Beside me, Velka whispered, "Half-baked miracle accomplished, Your Highness."

I squeezed her fingers. "The palace kitchens will never forgive us."

"Let them file a grievance," she replied. "We'll answer with cupcakes."

The marble corridor swallowed our footsteps, echoing softly beneath high arches. In alcoves, stained-glass knights cast mottled rainbows on our clothes like silent, colorful confetti congratulating questionable choices. Servants bustled past carrying trays of half-eaten pastries destined for the city shelters; even excess, tonight, had a purpose.

At the landing, we paused before the great window overlooking the gardens. Dawn's gold had given way to full morning, illuminating every breadcrumb-sparkling path. Birds hop-scavenged crumbs, blissfully unaware they were feasting on nascent policy.

Velka's gaze lingered on the view, then slid to me. "When you first asked me to stay, I thought honestly you'd tire of stubborn shadows at your side."

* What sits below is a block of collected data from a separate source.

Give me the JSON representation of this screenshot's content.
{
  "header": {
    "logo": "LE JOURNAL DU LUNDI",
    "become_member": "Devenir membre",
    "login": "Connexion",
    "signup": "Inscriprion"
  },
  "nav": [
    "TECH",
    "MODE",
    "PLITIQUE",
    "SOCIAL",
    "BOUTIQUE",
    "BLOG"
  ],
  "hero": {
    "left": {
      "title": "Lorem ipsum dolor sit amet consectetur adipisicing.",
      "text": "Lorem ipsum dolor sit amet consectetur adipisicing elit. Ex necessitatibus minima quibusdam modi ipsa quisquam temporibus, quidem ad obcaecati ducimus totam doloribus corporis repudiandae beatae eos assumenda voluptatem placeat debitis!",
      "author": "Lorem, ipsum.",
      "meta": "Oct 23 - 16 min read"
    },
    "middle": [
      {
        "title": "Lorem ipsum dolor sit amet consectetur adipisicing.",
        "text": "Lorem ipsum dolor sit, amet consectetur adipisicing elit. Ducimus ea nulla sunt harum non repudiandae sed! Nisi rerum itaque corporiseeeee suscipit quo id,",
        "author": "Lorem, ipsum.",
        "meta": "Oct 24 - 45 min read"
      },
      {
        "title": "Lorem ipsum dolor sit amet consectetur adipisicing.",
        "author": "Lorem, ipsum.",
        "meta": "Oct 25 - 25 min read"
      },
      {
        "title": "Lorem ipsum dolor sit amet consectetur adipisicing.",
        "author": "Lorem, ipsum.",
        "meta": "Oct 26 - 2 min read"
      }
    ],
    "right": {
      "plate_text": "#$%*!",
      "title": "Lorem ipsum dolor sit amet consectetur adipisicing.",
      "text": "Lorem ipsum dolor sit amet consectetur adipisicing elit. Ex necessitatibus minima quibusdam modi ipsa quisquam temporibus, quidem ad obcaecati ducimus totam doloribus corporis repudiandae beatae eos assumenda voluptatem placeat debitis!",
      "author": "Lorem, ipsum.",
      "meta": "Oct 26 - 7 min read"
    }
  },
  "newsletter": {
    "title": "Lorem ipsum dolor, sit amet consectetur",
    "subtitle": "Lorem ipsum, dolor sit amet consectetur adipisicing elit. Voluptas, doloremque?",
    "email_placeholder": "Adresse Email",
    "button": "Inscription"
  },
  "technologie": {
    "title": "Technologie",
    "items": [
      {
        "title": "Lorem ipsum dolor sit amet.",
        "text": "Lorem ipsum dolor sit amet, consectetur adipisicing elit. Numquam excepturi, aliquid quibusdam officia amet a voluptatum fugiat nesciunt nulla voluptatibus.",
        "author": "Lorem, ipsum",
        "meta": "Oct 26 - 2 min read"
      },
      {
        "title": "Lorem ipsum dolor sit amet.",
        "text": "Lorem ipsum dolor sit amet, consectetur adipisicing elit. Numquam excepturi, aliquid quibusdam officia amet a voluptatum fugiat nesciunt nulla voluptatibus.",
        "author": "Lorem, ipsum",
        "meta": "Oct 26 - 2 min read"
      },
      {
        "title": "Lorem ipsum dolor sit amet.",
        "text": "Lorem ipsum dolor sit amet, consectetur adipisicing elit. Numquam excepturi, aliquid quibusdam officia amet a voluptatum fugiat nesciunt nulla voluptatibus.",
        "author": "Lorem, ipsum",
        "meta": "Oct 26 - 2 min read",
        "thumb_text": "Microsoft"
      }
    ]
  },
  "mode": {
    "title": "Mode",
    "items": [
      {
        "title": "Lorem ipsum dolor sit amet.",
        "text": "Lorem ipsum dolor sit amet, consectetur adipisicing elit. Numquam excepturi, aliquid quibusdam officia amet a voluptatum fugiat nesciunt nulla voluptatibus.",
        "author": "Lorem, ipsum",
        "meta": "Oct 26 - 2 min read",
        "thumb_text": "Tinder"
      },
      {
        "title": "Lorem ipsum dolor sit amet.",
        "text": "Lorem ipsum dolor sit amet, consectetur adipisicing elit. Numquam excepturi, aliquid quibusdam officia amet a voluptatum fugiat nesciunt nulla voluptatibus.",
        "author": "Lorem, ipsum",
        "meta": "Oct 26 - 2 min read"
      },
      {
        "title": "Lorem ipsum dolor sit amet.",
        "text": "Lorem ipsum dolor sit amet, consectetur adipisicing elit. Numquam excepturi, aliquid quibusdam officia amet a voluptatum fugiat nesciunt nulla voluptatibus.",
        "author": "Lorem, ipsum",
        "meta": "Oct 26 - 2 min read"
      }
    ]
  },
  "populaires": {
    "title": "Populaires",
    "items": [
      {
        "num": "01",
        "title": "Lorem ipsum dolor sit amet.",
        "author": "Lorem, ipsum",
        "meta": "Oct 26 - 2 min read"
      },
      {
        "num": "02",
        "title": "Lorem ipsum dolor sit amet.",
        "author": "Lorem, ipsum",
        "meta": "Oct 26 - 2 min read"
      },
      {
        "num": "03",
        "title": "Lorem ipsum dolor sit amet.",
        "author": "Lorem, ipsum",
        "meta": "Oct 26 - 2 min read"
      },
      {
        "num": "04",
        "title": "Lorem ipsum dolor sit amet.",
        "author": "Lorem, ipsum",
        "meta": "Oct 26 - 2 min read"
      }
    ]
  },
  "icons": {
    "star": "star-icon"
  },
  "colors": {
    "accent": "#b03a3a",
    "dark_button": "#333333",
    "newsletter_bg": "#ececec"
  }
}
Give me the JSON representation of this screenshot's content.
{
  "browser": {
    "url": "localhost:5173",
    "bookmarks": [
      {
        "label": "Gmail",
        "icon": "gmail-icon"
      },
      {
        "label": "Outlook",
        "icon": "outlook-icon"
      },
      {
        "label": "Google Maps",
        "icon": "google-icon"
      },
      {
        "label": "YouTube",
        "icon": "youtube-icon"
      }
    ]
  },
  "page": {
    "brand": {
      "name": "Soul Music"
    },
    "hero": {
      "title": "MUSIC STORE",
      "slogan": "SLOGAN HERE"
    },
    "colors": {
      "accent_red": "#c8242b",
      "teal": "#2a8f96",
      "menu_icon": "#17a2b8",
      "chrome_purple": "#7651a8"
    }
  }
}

"I collect stubborn shadows," I said, leaning against the stone. "They keep me from stumbling into my own."

She smiled, equal parts wicked and soft. "Then brace yourself: you just inherited the most persistent shadow in three provinces."

A warmth unfurled behind my ribs as terrifying as it was exquisite. I opened my mouth to answer, but an urgent clatter of boots interrupted.

Riven skidded to a halt, parchment flapping like distressed wings. "Apologies, but the Finance Minister requests clarification: are pastry expenditures eligible for defense credits under the new 'Custard Deterrence' clause?"

Velka emitted a choked laugh. I pinched my nose. "Tell the minister pastry is henceforth classified as peacekeeping provisions."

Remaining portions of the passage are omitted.